Econintersect: Here are some of the headlines we found to help you start your day. For more headlines see our afternoon feature for GEI members, What We Read Today, which has many more headlines and a number of article discussions to keep you abreast of what we have found interesting.
Oil falls as August price rally seen overblown, China fuel exports jump (Reuters) Oil prices fell on Monday as analysts doubted upcoming producer talks would rein in oversupply, saying that Brent would likely fall back below $50 a barrel as August's more than 20% crude rally looks overblown. Soaring exports of refined products from China also pressured prices, as this was seen as the latest indicator of an ongoing global fuel glut, traders said. Brent crude futures LCOc1 were trading at $50.22 per barrel at 0224 GMT, down 66 cents, or 1.3%. U.S. West Texas Intermediate (WTI) crude Clc1 was down 51 cents, or 1.05%, at $48.01 a barrel.
New Antarctic ice discovery aids future climate predictions (British Antarctic Survey) A team of British climate scientists comparing today's environment with the warm period before the last ice age has discovered a 65% reduction of Antarctic sea ice around 128,000 years ago. The finding is an important contribution towards the challenge of making robust predictions about the Earth's future climate. Current climate models forecast a reduction in Antarctic sea ice of up to a similar amount by the end of the next century.

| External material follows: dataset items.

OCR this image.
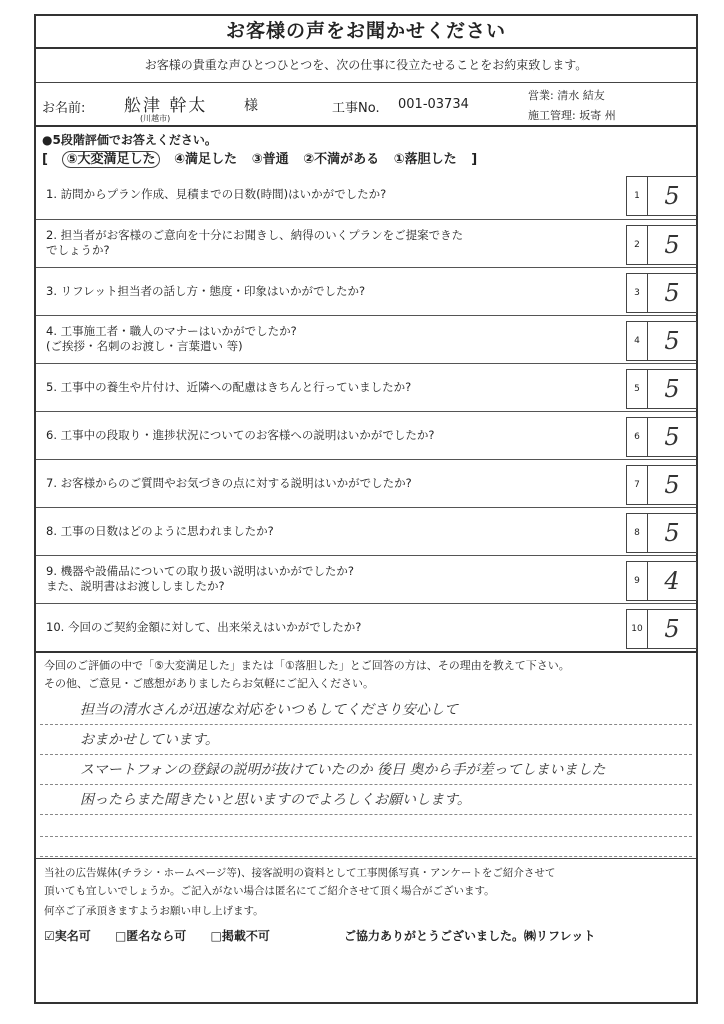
お客様の声をお聞かせください
お客様の貴重な声ひとつひとつを、次の仕事に役立たせることをお約束致します。
お名前: 舩津 幹太
(川越市)
様	工事No. 001-03734
営業: 清水 結友
施工管理: 坂寄 州
●5段階評価でお答えください。
[ ⑤大変満足した ④満足した ③普通 ②不満がある ①落胆した ]
1. 訪問からプラン作成、見積までの日数(時間)はいかがでしたか?	1	5
2. 担当者がお客様のご意向を十分にお聞きし、納得のいくプランをご提案できた
でしょうか?	2	5
3. リフレット担当者の話し方・態度・印象はいかがでしたか?	3	5
4. 工事施工者・職人のマナーはいかがでしたか?
(ご挨拶・名刺のお渡し・言葉遣い 等)	4	5
5. 工事中の養生や片付け、近隣への配慮はきちんと行っていましたか?	5	5
6. 工事中の段取り・進捗状況についてのお客様への説明はいかがでしたか?	6	5
7. お客様からのご質問やお気づきの点に対する説明はいかがでしたか?	7	5
8. 工事の日数はどのように思われましたか?	8	5
9. 機器や設備品についての取り扱い説明はいかがでしたか?
また、説明書はお渡ししましたか?	9	4
10. 今回のご契約金額に対して、出来栄えはいかがでしたか?	10 5
今回のご評価の中で「⑤大変満足した」または「①落胆した」とご回答の方は、その理由を教えて下さい。
その他、ご意見・ご感想がありましたらお気軽にご記入ください。
担当の清水さんが迅速な対応をいつもしてくださり安心して
おまかせしています。
スマートフォンの登録の説明が抜けていたのか 後日 奥から手が差ってしまいました
困ったらまた聞きたいと思いますのでよろしくお願いします。
当社の広告媒体(チラシ・ホームページ等)、接客説明の資料として工事関係写真・アンケートをご紹介させて
頂いても宜しいでしょうか。ご記入がない場合は匿名にてご紹介させて頂く場合がございます。
何卒ご了承頂きますようお願い申し上げます。
☑実名可 □匿名なら可 □掲載不可	ご協力ありがとうございました。㈱リフレット
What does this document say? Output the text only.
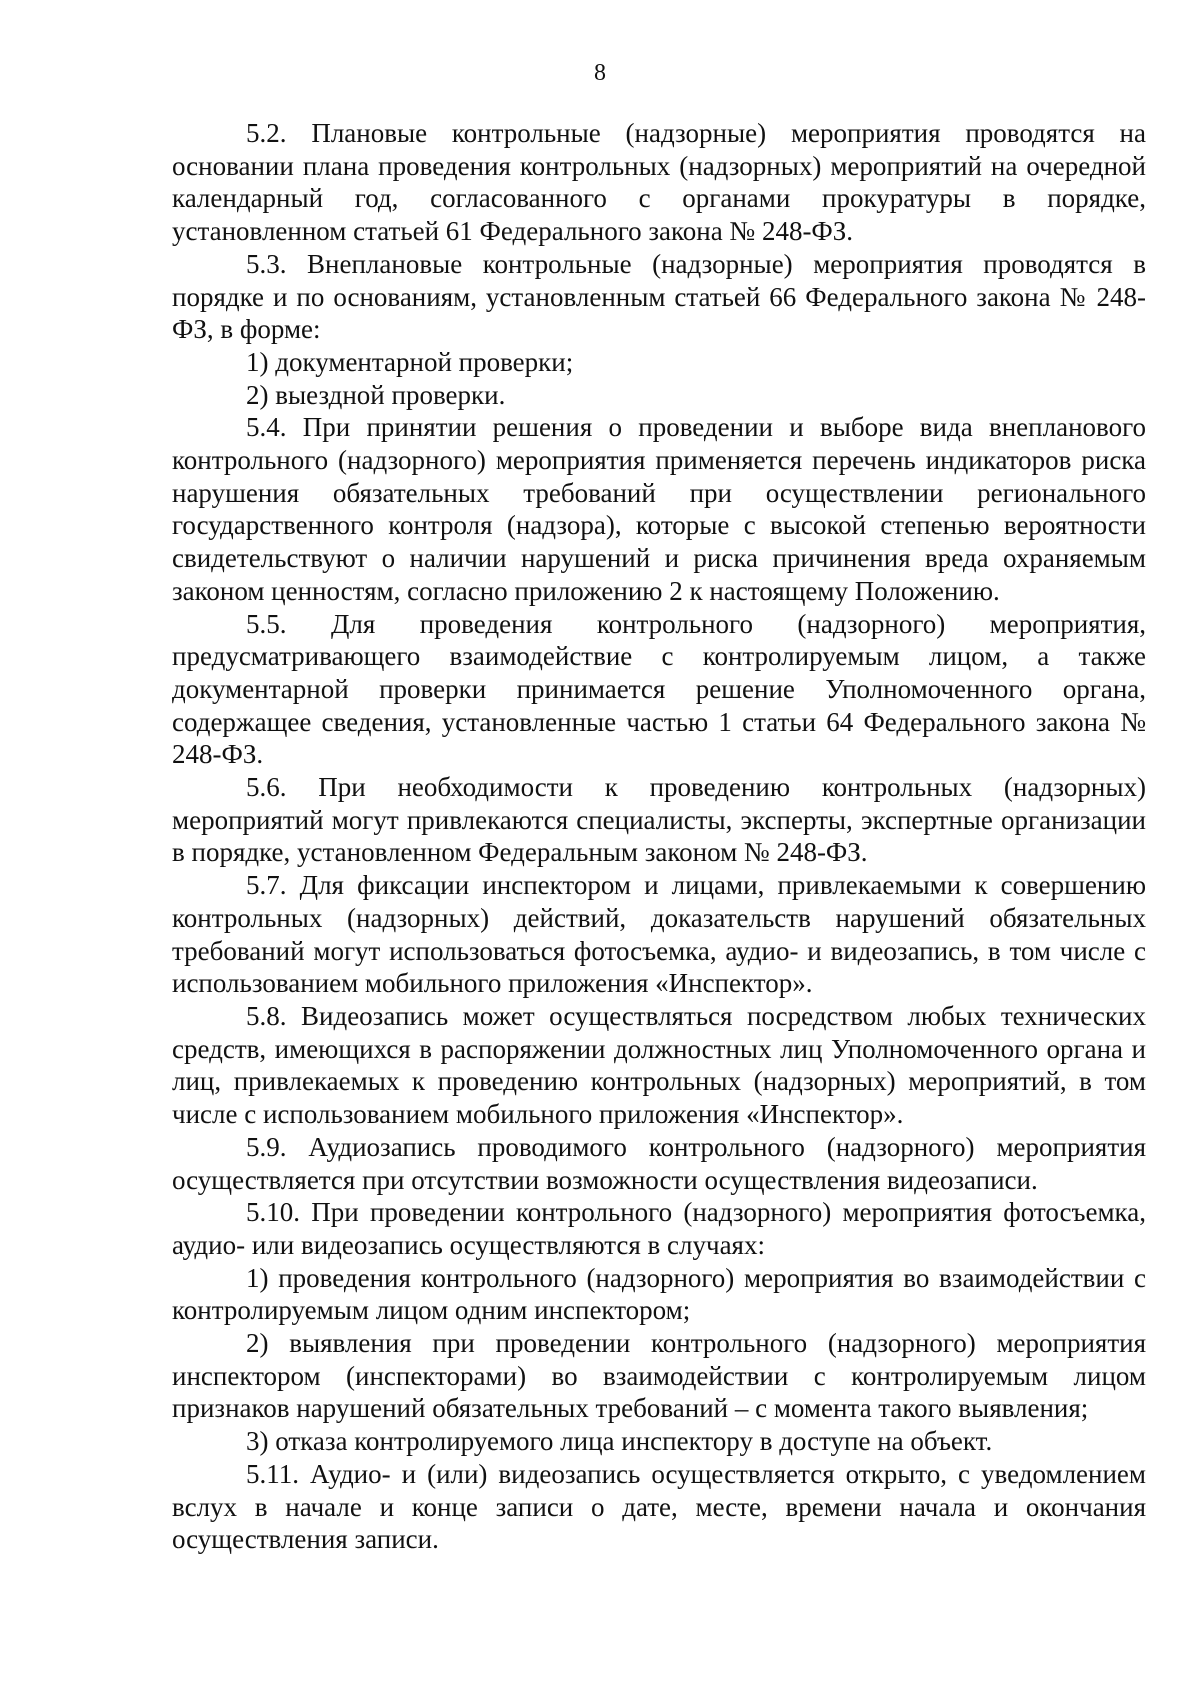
8

5.2. Плановые контрольные (надзорные) мероприятия проводятся на основании плана проведения контрольных (надзорных) мероприятий на очередной календарный год, согласованного с органами прокуратуры в порядке, установленном статьей 61 Федерального закона № 248-ФЗ.

5.3. Внеплановые контрольные (надзорные) мероприятия проводятся в порядке и по основаниям, установленным статьей 66 Федерального закона № 248-ФЗ, в форме:

1) документарной проверки;

2) выездной проверки.

5.4. При принятии решения о проведении и выборе вида внепланового контрольного (надзорного) мероприятия применяется перечень индикаторов риска нарушения обязательных требований при осуществлении регионального государственного контроля (надзора), которые с высокой степенью вероятности свидетельствуют о наличии нарушений и риска причинения вреда охраняемым законом ценностям, согласно приложению 2 к настоящему Положению.

5.5. Для проведения контрольного (надзорного) мероприятия, предусматривающего взаимодействие с контролируемым лицом, а также документарной проверки принимается решение Уполномоченного органа, содержащее сведения, установленные частью 1 статьи 64 Федерального закона № 248-ФЗ.

5.6. При необходимости к проведению контрольных (надзорных) мероприятий могут привлекаются специалисты, эксперты, экспертные организации в порядке, установленном Федеральным законом № 248-ФЗ.

5.7. Для фиксации инспектором и лицами, привлекаемыми к совершению контрольных (надзорных) действий, доказательств нарушений обязательных требований могут использоваться фотосъемка, аудио- и видеозапись, в том числе с использованием мобильного приложения «Инспектор».

5.8. Видеозапись может осуществляться посредством любых технических средств, имеющихся в распоряжении должностных лиц Уполномоченного органа и лиц, привлекаемых к проведению контрольных (надзорных) мероприятий, в том числе с использованием мобильного приложения «Инспектор».

5.9. Аудиозапись проводимого контрольного (надзорного) мероприятия осуществляется при отсутствии возможности осуществления видеозаписи.

5.10. При проведении контрольного (надзорного) мероприятия фотосъемка, аудио- или видеозапись осуществляются в случаях:

1) проведения контрольного (надзорного) мероприятия во взаимодействии с контролируемым лицом одним инспектором;

2) выявления при проведении контрольного (надзорного) мероприятия инспектором (инспекторами) во взаимодействии с контролируемым лицом признаков нарушений обязательных требований – с момента такого выявления;

3) отказа контролируемого лица инспектору в доступе на объект.

5.11. Аудио- и (или) видеозапись осуществляется открыто, с уведомлением вслух в начале и конце записи о дате, месте, времени начала и окончания осуществления записи.
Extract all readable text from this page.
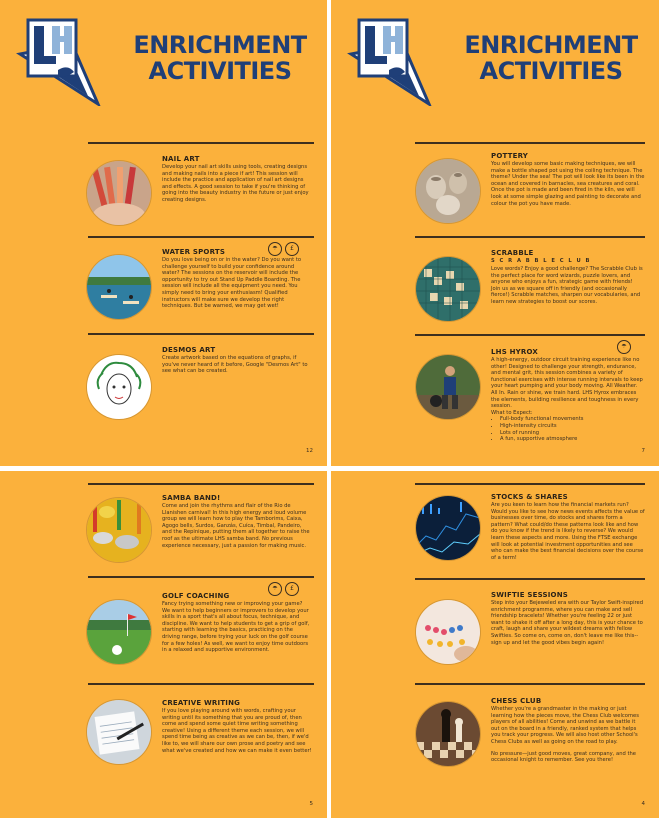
ENRICHMENT
ACTIVITIES
NAIL ART
Develop your nail art skills using tools, creating designs and making nails into a piece if art! This session will include the practice and application of nail art designs and effects. A good session to take if you're thinking of going into the beauty industry in the future or just enjoy creating designs.
☂	£
WATER SPORTS
Do you love being on or in the water? Do you want to challenge yourself to build your confidence around water? The sessions on the reservoir will include the opportunity to try out Stand Up Paddle Boarding. The session will include all the equipment you need. You simply need to bring your enthusiasm! Qualified instructors will make sure we develop the right techniques. But be warned, we may get wet!
DESMOS ART
Create artwork based on the equations of graphs, if you've never heard of it before, Google "Desmos Art" to see what can be created.
12
ENRICHMENT
ACTIVITIES
POTTERY
You will develop some basic making techniques, we will make a bottle shaped pot using the coiling technique. The theme? Under the sea! The pot will look like its been in the ocean and covered in barnacles, sea creatures and coral. Once the pot is made and been fired in the kiln, we will look at some simple glazing and painting to decorate and colour the pot you have made.
SCRABBLE
S C R A B B L E C L U B

Love words? Enjoy a good challenge? The Scrabble Club is the perfect place for word wizards, puzzle lovers, and anyone who enjoys a fun, strategic game with friends!

Join us as we square off in friendly (and occasionally fierce!) Scrabble matches, sharpen our vocabularies, and learn new strategies to boost our scores.

☂
LHS HYROX

A high-energy, outdoor circuit training experience like no other! Designed to challenge your strength, endurance, and mental grit, this session combines a variety of functional exercises with intense running intervals to keep your heart pumping and your body moving. All Weather. All In. Rain or shine, we train hard. LHS Hyrox embraces the elements, building resilience and toughness in every session.

What to Expect:

• Full-body functional movements
• High-intensity circuits
• Lots of running
• A fun, supportive atmosphere
7
SAMBA BAND!
Come and join the rhythms and flair of the Rio de Llanishen carnival! In this high energy and loud volume group we will learn how to play the Tamborims, Caixa, Agogo bells, Surdos, Ganzás, Cuíca, Timbal, Pandeiro, and the Repinique, putting them all together to raise the roof as the ultimate LHS samba band. No previous experience necessary, just a passion for making music.
☂	£
GOLF COACHING
Fancy trying something new or improving your game? We want to help beginners or improvers to develop your skills in a sport that's all about focus, technique, and discipline. We want to help students to get a grip of golf, starting with learning the basics, practicing on the driving range, before trying your luck on the golf course for a few holes! As well, we want to enjoy time outdoors in a relaxed and supportive environment.
CREATIVE WRITING
If you love playing around with words, crafting your writing until its something that you are proud of, then come and spend some quiet time writing something creative! Using a different theme each session, we will spend time being as creative as we can be, then, if we'd like to, we will share our own prose and poetry and see what we've created and how we can make it even better!
5
STOCKS & SHARES
Are you keen to learn how the financial markets run? Would you like to see how news events affects the value of businesses over time, do stocks and shares form a pattern? What could/do these patterns look like and how do you know if the trend is likely to reverse? We would learn these aspects and more. Using the FTSE exchange will look at potential investment opportunities and see who can make the best financial decisions over the course of a term!
SWIFTIE SESSIONS
Step into your Bejeweled era with our Taylor Swift-inspired enrichment programme, where you can make and sell friendship bracelets! Whether you're feeling 22 or just want to shake it off after a long day, this is your chance to craft, laugh and share your wildest dreams with fellow Swifties. So come on, come on, don't leave me like this--sign up and let the good vibes begin again!
CHESS CLUB

Whether you're a grandmaster in the making or just learning how the pieces move, the Chess Club welcomes players of all abilities! Come and unwind as we battle it out on the board in a friendly, ranked system that helps you track your progress. We will also host other School's Chess Clubs as well as going on the road to play.

No pressure—just good moves, great company, and the occasional knight to remember. See you there!

4
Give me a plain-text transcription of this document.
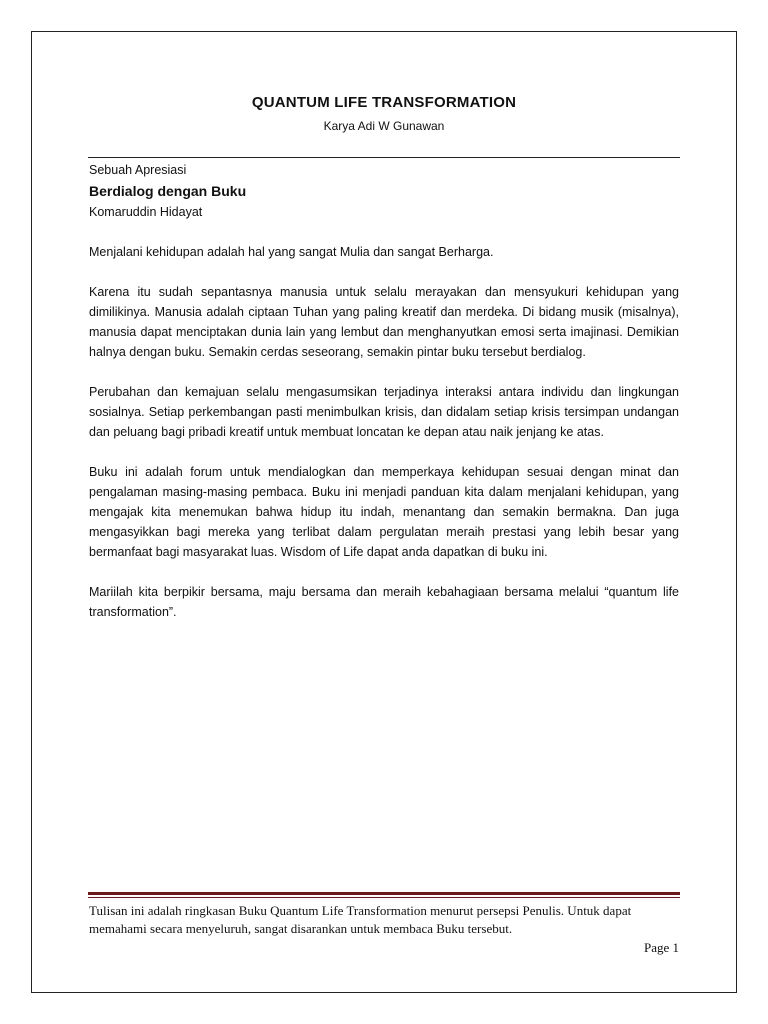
QUANTUM LIFE TRANSFORMATION

Karya Adi W Gunawan

Sebuah Apresiasi

Berdialog dengan Buku

Komaruddin Hidayat

Menjalani kehidupan adalah hal yang sangat Mulia dan sangat Berharga.

Karena itu sudah sepantasnya manusia untuk selalu merayakan dan mensyukuri kehidupan yang dimilikinya. Manusia adalah ciptaan Tuhan yang paling kreatif dan merdeka. Di bidang musik (misalnya), manusia dapat menciptakan dunia lain yang lembut dan menghanyutkan emosi serta imajinasi. Demikian halnya dengan buku. Semakin cerdas seseorang, semakin pintar buku tersebut berdialog.

Perubahan dan kemajuan selalu mengasumsikan terjadinya interaksi antara individu dan lingkungan sosialnya. Setiap perkembangan pasti menimbulkan krisis, dan didalam setiap krisis tersimpan undangan dan peluang bagi pribadi kreatif untuk membuat loncatan ke depan atau naik jenjang ke atas.

Buku ini adalah forum untuk mendialogkan dan memperkaya kehidupan sesuai dengan minat dan pengalaman masing-masing pembaca. Buku ini menjadi panduan kita dalam menjalani kehidupan, yang mengajak kita menemukan bahwa hidup itu indah, menantang dan semakin bermakna. Dan juga mengasyikkan bagi mereka yang terlibat dalam pergulatan meraih prestasi yang lebih besar yang bermanfaat bagi masyarakat luas. Wisdom of Life dapat anda dapatkan di buku ini.

Mariilah kita berpikir bersama, maju bersama dan meraih kebahagiaan bersama melalui “quantum life transformation”.

Tulisan ini adalah ringkasan Buku Quantum Life Transformation menurut persepsi Penulis. Untuk dapat memahami secara menyeluruh, sangat disarankan untuk membaca Buku tersebut.

Page 1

The frenzy to bury Trump is not limited to the Clinton campaign and the Obama White House. They are working hand-in-hand with what was considered the cream of the nation's news organizations.
The shameful display of naked partisanship by the elite media is unlike anything seen in modern America.
Trump and Clinton's free trade retreat: a pivotal moment for the world's economic future (The Guardian) Never before have both main presidential candidates broken so completely with Washington orthodoxy on globalization, even as the White House refuses to give up. The problem, however, goes much deeper than trade deals. The next president of the United States is rethinking free trade, a tradition that has kept America in charge of the world economy's rules for more than 70 years.
Foundation Ties Bedevil Hillary Clinton's Presidential Campaign (The New York Times) The kingdom of Saudi Arabia donated more than $10 million. Through a foundation, so did the son-in-law of a former Ukrainian president whose government was widely criticized for corruption and the murder of journalists. A Lebanese-Nigerian developer with vast business interests contributed as much as $5 million. For years the Bill, Hillary and Chelsea Clinton Foundation thrived largely on the generosity of foreign donors and individuals who gave hundreds of millions of dollars to the global charity. But now, as Mrs. Clinton seeks the White House, the funding of the sprawling philanthropy has become an Achilles' heel for her campaign and, if she is victorious, potentially her administration as well.
How American Politics Went Insane (The Atlantic) This is nothing if not entertaining. This lengthy essay castigates the political machines that have held sway in American politics for over 170 years and the betrayal of interests of grass roots voters to effect the embellishment of the political elite. Here are some snippets from the introduction:
It's 2020, four years from now. The campaign is under way to succeed the president, who is retiring after a single wretched term. Voters are angrier than ever - at politicians, at compromisers, at the establishment. Congress and the White House seem incapable of working together on anything, even when their interests align. With lawmaking at a standstill, the president's use of executive orders and regulatory discretion has reached a level that Congress views as dictatorial - not that Congress can do anything about it, except file lawsuits that the divided Supreme Court, its three vacancies unfilled, has been unable to resolve.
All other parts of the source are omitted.